We’ve now more data and they show that with the Delta variant you can still catch the virus if you’re vaccinated and you can still pass it on. And, here’s the key point: to the same extent. Or so it seems.
The latest study by Imperial College London in The Lancet boils down to this: you transmit the coronavirus pretty much equally if you’re vaccinated as if you’re unvaccinated. If this is true then the “protect others” rationale disappears. The only persuasion left is to say “the vaccine will protect you”. Which it will — reducing illness and mortality. But should we mandate you get jabbed? Many — including Joe Biden and Boris Johnson — say yes. I say no, on the same logic that we don’t mandate people stop smoking. We try all sorts of persuasions but we don’t mandate they stop: we don’t make it illegal to smoke; nor should it be illegal to refuse the jab.

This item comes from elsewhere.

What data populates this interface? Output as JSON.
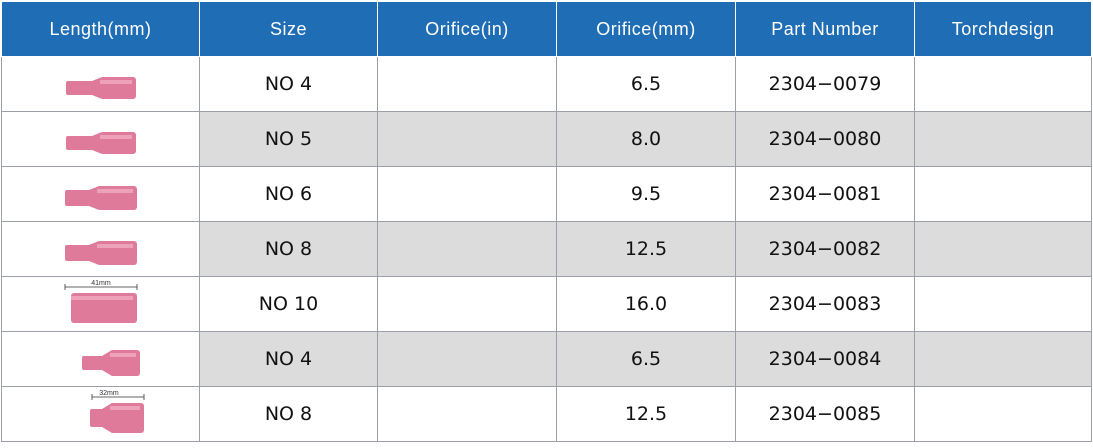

There’s another thing: folks who don’t want to vaccinated are resisting by striking or quitting. All over. So it comes down to an assessment of risk for authorities. Example: The NHS has around 1.2 million FTEs. According to a recent report one-third don’t agree with mandates. That’s close to 400,000 health professionals. It may seem weird (it is, kind of), but that’s the case. What if a mandate goes ahead and they quit or go on strike? Recalling that the vaccines, according to authoritative studies — the science — do not stop the spread any better than being unvaccinated. And for that you’ve risked increasing the already 98,000 NHS jobs that are unfilled? Quadrupling it maybe? Makes no sense. It’s not following the science.
Just as people deciding against the jabs is an incorrect assessment of relative risks, politicians are now incorrectly balancing relative risks of mandates vs loss of key workers, in the face of new evidence suggesting mandates will achieve nothing.